Die Vorgabe in Art. 4 Abs. 1 RL 98/6/EG lautet hingegen:
Der Verkaufspreis und der Preis je Maßeinheit müssen unmißverständlich, klar erkennbar und gut lesbar sein. Die Mitgliedstaaten können vorsehen, daß die Zahl der anzugebenden Preise begrenzt wird.

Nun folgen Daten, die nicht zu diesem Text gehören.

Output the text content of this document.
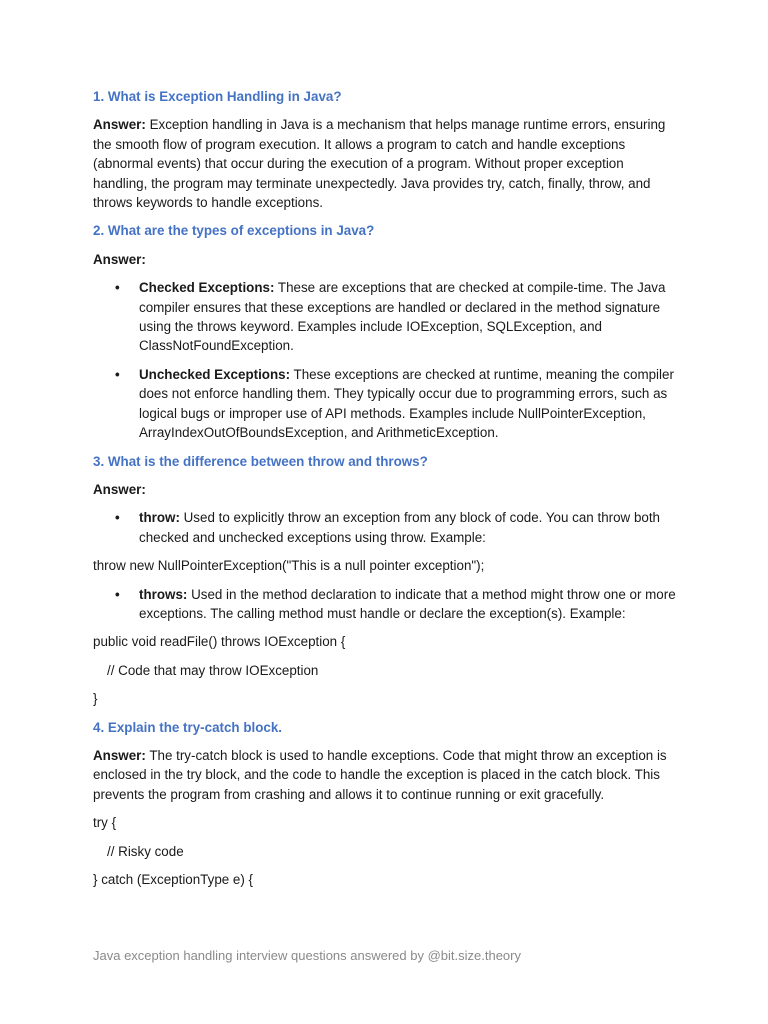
1. What is Exception Handling in Java?
Answer: Exception handling in Java is a mechanism that helps manage runtime errors, ensuring the smooth flow of program execution. It allows a program to catch and handle exceptions (abnormal events) that occur during the execution of a program. Without proper exception handling, the program may terminate unexpectedly. Java provides try, catch, finally, throw, and throws keywords to handle exceptions.
2. What are the types of exceptions in Java?
Answer:
• Checked Exceptions: These are exceptions that are checked at compile-time. The Java compiler ensures that these exceptions are handled or declared in the method signature using the throws keyword. Examples include IOException, SQLException, and ClassNotFoundException.
• Unchecked Exceptions: These exceptions are checked at runtime, meaning the compiler does not enforce handling them. They typically occur due to programming errors, such as logical bugs or improper use of API methods. Examples include NullPointerException, ArrayIndexOutOfBoundsException, and ArithmeticException.
3. What is the difference between throw and throws?
Answer:
• throw: Used to explicitly throw an exception from any block of code. You can throw both checked and unchecked exceptions using throw. Example:
throw new NullPointerException("This is a null pointer exception");
• throws: Used in the method declaration to indicate that a method might throw one or more exceptions. The calling method must handle or declare the exception(s). Example:
public void readFile() throws IOException {
// Code that may throw IOException
}
4. Explain the try-catch block.
Answer: The try-catch block is used to handle exceptions. Code that might throw an exception is enclosed in the try block, and the code to handle the exception is placed in the catch block. This prevents the program from crashing and allows it to continue running or exit gracefully.
try {
// Risky code
} catch (ExceptionType e) {
Java exception handling interview questions answered by @bit.size.theory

Preisangabenverordnung ist richtlinienkonform auszulegen
Seit dem 12.6.2013 dürfen die Mitgliedstaaten der EU jedoch keine Regelungen vorsehen, die strenger sind als das EU-Recht. Das bestimmt Art. 3 Abs. 5 S. 1 der RL über unlautere Geschäftspraktiken (RL 2005/29/EG):
Die Mitgliedstaaten können für einen Zeitraum von sechs Jahren ab dem 12. Juni 2007 in dem durch diese Richtlinie angeglichenen Bereich nationale Vorschriften beibehalten, die restriktiver oder strenger sind als diese Richtlinie und zur Umsetzung von Richtlinien erlassen wurden und die Klauseln über eine Mindestangleichung enthalten.
So sieht es auch das OLG Hamburg. Das in § 2 Abs. 1 S. 1 PAngV genannte Kriterium der „unmittelbaren Nähe“ gehe über die Mindestanforderungen der Preisangabenrichtlinie hinaus und müsse richtlinienkonform ausgelegt werden.

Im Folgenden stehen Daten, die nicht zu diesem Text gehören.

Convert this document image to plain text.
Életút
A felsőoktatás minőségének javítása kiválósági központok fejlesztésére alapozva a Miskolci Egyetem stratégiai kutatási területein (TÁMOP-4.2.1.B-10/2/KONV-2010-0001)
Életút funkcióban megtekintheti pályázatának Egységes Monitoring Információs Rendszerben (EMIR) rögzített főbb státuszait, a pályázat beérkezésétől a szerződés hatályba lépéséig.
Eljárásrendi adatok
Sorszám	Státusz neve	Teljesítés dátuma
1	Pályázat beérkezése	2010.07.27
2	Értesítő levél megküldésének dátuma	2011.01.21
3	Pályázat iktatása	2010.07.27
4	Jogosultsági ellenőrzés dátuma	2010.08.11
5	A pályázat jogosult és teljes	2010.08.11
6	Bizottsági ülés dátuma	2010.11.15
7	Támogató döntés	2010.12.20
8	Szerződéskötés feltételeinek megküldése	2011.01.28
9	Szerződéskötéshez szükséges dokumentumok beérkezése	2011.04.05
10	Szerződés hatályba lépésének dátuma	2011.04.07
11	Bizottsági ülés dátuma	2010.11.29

Der Senat geht mit der von der Beklagten angeführten Rechtsprechung des OLG Naumburg im Urteil vom 9. April 2015 (9 U 98/14, n.v.) davon aus, dass das in § 2 Abs. 1 Satz 1 PAngV genannte Kriterium der „unmittelbaren Nähe“ über die Mindestanforderungen der Preisangabenrichtlinie 98/6/EG hinausgeht und deshalb die genannte Vorschrift vor dem Hintergrund der Vorrangregelung des Art. 3 Abs. 4 UGP-Richtlinie 2005/29/EG und angesichts der am 12. Juni 2013 ausgelaufenen Übergangsregelung in Art. 3 Abs. 5 Satz 1 UGP-Richtlinie 2005/29/EG a.F. richtlinienkonform dahin auszulegen ist, dass dieses Kriteriums nicht zu berücksichtigen ist (ebenso Köhler/Bornkamm/Feddersen, UWG, 38. Aufl., § 2 PAngV, Rn. 3 m.w.Nw.).

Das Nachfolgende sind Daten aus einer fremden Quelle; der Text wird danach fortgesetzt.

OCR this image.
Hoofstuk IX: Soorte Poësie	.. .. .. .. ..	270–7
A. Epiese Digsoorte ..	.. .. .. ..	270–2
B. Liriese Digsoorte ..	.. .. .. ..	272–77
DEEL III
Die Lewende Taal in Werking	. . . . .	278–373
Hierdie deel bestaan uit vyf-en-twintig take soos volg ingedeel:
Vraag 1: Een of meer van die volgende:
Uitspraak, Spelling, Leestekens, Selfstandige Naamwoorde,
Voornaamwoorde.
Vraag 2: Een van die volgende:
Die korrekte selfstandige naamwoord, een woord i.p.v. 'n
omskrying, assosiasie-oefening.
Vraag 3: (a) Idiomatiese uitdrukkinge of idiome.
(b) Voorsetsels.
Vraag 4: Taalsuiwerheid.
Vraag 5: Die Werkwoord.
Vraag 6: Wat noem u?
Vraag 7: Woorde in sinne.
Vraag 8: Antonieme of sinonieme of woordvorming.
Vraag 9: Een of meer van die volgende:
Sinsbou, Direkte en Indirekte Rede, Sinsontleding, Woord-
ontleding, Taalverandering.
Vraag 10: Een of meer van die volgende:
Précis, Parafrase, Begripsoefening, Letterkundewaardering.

Grundpreisangabe in unmittelbarer Nähe nicht erforderlich
Zweck der Übergangsregelung in Art. 3 Abs. 5 UGP-RL sei es, eine vollständige Rechtsangleichung zu schaffen.
Zweck der Regelung des Art. 3 Abs. 5 UGP-Richtlinie 2005/29/EG ist es, nach Ablauf der Übergangsfrist am 12. Juni 2013 im Interesse einer vollständigen Rechtsangleichung die Anwendung solcher Vorschriften des nationalen Rechts auszuschließen, die lediglich aufgrund einer Mindestangleichungsklausel erlassen oder beibehalten werden durften, aber restriktiver oder strenger sind als die UGP-Richtlinie 2005/29/EG selbst (vgl. Köhler/Bornkamm/Feddersen, PAngV vor § 1 Rn. 11b). Davon erfasst ist insbesondere die hier im Raume stehende Vorschrift des § 2 PAngV.
Unmissverständlich, klar erkennbar und gut lesbar
In der einstweiligen Verfügung war das Kriterium „in unmittelbarer Nähe“ in einem Klammerzusatz vorgesehen. Diese Beschränkung gehe jedoch über die Anforderungen der Preisangabenrichtlinie hinaus.
Das Erfordernis der Angabe des Grundpreises in „unmittelbarer Nähe“ des Gesamtpreises geht aber über die Anforderungen der Preisangabenrichtlinie 98/6/EG hinaus und ist damit restriktiver als diese. Nach Art. 4 Abs. 1 Preisangabenrichtlinie 98/6/EG müssen der Verkaufspreis und der Preis je Maßeinheit lediglich unmissverständlich, klar erkennbar und gut lesbar sein, nicht aber „in unmittelbarer Nähe“ angegeben werden (vgl. dazu auch Köhler, WRP 2013, 723, 727). Es ist nicht für alle Fallgestaltungen zwingend, dass sich diese von der Richtlinie geforderte „Trias“ (so Willlems, GRUR 2014, 734, 740) nur durch die Angabe des Grundpreises in „unmittelbarer Nähe“ des Gesamtpreises herstellen lässt.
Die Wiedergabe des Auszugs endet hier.